O episódio foi um divisor para a História da Arte. Naquele início de século, o mundo passava por transformações radicais, sobretudo com a consolidação de uma sociedade industrial pautada pelo uso de automóveis. Dez anos antes da obra de Duchamp, Henry Ford inaugurou em Detroit a Ford Motor Company. Em 1908, ele apresentou o primeiro exemplar do modelo T, que deu início ao conceito de linha de produção e fez com que milhares de carros ganhassem as ruas dos Estados Unidos e do mundo. Nesses 105 anos, benefícios e conveniências inaugurais do automóvel – possibilidade de deslocamento com liberdade, conforto proporcionado pela agilidade em relação a outros meios – foram gradativamente perdendo força, à medida que mais carros foram inseridos nos meios urbanos.
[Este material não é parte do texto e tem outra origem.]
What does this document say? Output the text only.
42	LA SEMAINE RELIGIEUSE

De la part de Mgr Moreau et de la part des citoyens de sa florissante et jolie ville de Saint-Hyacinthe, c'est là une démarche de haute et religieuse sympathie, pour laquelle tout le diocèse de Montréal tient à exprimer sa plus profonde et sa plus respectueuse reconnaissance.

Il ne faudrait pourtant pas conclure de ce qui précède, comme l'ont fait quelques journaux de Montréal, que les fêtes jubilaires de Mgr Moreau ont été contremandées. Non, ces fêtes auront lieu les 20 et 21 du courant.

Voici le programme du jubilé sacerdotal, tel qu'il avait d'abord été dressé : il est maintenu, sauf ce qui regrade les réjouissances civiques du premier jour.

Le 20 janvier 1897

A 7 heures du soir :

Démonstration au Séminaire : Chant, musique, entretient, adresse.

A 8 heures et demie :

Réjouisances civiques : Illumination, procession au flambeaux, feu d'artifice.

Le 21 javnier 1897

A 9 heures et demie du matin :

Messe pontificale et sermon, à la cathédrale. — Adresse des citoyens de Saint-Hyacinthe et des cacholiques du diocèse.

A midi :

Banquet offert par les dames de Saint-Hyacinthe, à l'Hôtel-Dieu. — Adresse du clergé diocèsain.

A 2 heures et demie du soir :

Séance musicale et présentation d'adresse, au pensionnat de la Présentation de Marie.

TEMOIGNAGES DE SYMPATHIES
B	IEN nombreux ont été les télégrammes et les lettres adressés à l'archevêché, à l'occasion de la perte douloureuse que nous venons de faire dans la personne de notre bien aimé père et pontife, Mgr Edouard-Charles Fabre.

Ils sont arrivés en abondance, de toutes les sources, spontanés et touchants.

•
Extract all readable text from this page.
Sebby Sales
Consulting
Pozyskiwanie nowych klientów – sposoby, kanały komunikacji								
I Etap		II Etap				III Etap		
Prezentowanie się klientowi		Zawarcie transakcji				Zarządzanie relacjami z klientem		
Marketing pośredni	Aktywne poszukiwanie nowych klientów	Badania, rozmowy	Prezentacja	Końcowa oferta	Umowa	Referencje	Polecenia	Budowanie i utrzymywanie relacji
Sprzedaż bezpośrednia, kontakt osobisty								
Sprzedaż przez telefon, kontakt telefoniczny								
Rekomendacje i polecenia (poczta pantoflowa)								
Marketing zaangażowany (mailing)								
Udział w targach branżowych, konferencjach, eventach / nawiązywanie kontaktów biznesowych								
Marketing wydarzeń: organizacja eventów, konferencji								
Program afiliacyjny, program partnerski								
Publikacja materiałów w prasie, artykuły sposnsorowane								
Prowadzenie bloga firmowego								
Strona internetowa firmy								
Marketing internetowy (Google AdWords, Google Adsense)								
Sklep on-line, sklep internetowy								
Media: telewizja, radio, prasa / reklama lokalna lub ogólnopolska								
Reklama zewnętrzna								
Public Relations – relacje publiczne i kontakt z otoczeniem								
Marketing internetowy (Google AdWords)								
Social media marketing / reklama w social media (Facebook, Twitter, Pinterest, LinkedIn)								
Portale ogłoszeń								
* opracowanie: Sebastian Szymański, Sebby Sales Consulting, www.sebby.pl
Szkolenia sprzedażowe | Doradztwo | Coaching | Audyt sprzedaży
No Brasil, ruas e avenidas de grandes capitais, como Rio de Janeiro, Salvador e São Paulo, que recebem diariamente mais de 900 novos carros, vivem em colapso – e, de acordo com o Ministério das Cidades, os municípios têm autonomia para o planejamento, execução e avaliação da política de mobilidade urbana, bem como promover a regulamentação dos serviços de transporte urbano. Mas os congestionamentos se tornaram um problema tão crônico que tem feito com que brasileiros desistam de se deslocarem diariamente dentro de um carro e passem a utilizar a bicicleta como meio de locomoção. No entanto, o Ministério das Cidades informa que “uma das principais diretrizes da Política Nacional de Mobilidade Urbana trata da priorização dos meios de locomoção não motorizados e dos serviços de transporte público coletivo sobre o transporte individual motorizado”.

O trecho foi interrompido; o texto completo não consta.